The dollar index fell slightly by -0.08% on Tuesday as T-note yields gave up an early advance, weakening interest rate differentials. Expectations of a Fed rate cut next week are at 96%. The OECD raised its US 2025 GDP forecast to +2.0%. President Trump may nominate Kevin Hassett as the new Fed Chair, seen as dovish.
EUR/USD rose by +0.12% on Tuesday, supported by Eurozone’s Nov CPI rising more than expected. The OECD also raised its Eurozone 2025 GDP estimate. Swaps are pricing in a 1% chance of a -25 bp rate cut by the ECB. USD/JPY rose by +0.26% as T-note yields pressured the yen.

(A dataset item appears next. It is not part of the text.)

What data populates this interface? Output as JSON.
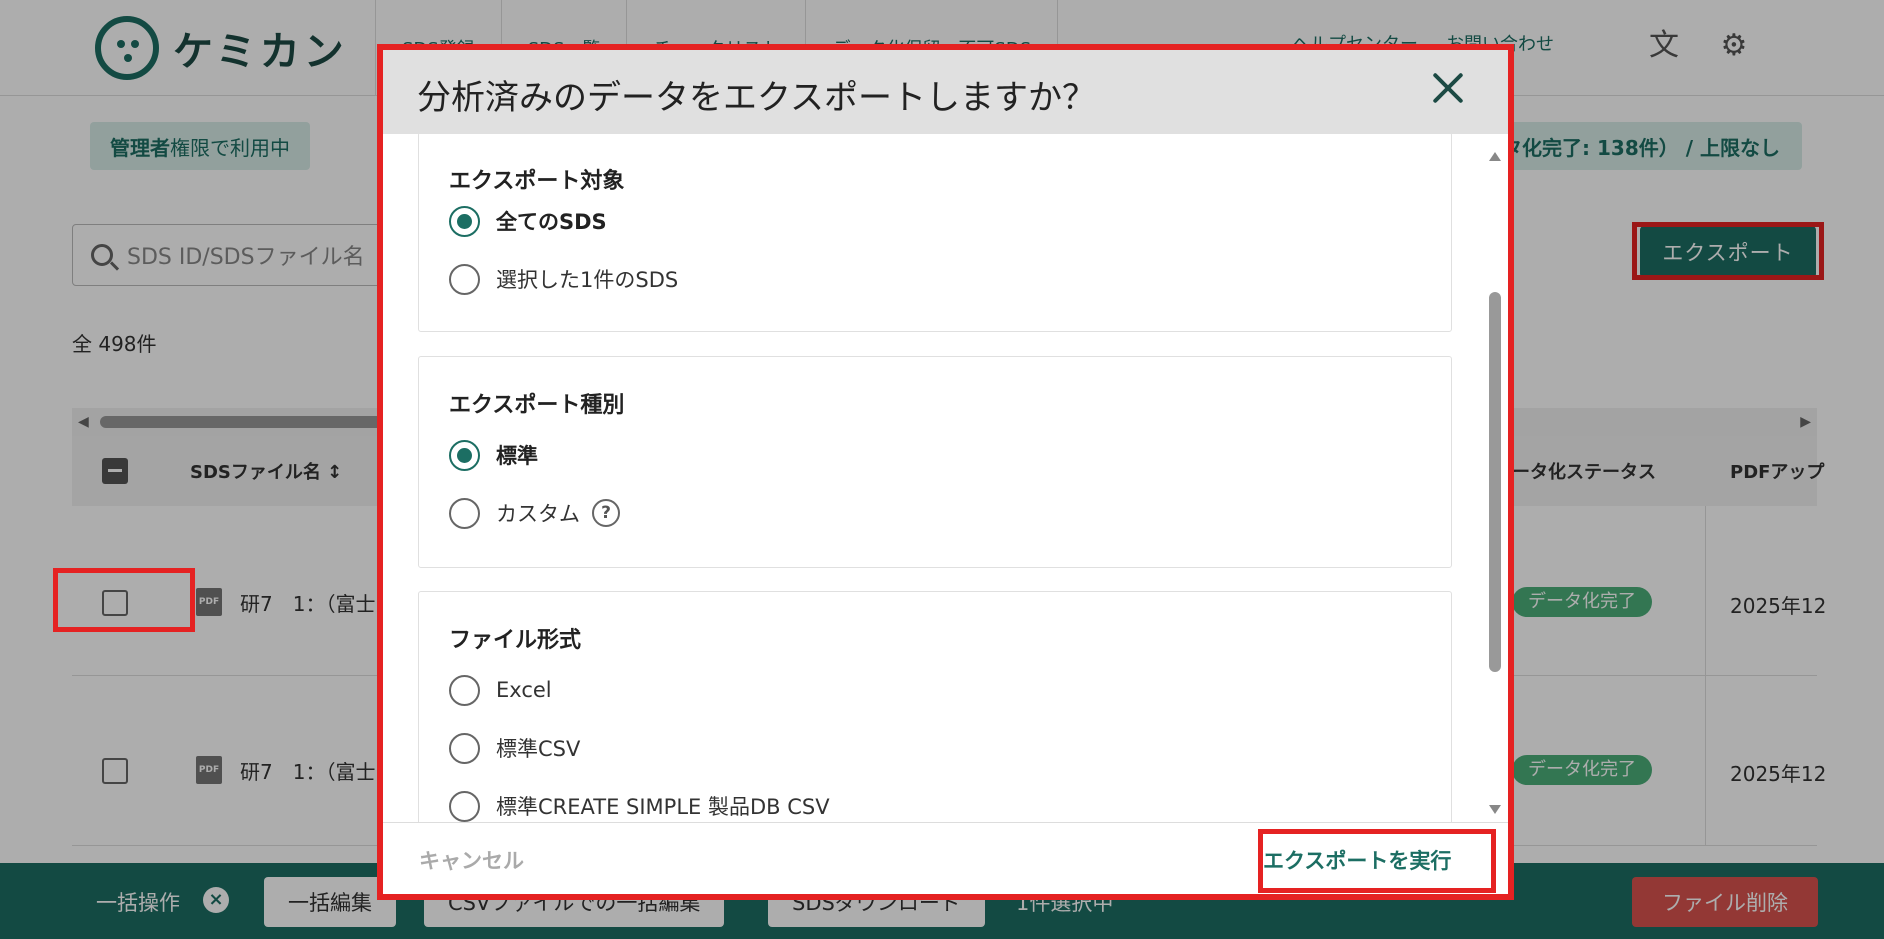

Gold and silver prices closed lower on Tuesday due to dollar strength and reduced safe-haven demand from stocks. Precious metals are supported by expectations of a Fed rate cut. Silver has support from tight Chinese inventories. Central bank demand for gold remains strong.
Long liquidation pressures have weighed on precious metals since mid-October. Holdings in gold and silver ETFs have fallen recently. Global central banks purchased 220 MT of gold in Q3, up 28% from Q2. China’s PBOC has boosted its gold reserves for the twelfth consecutive month.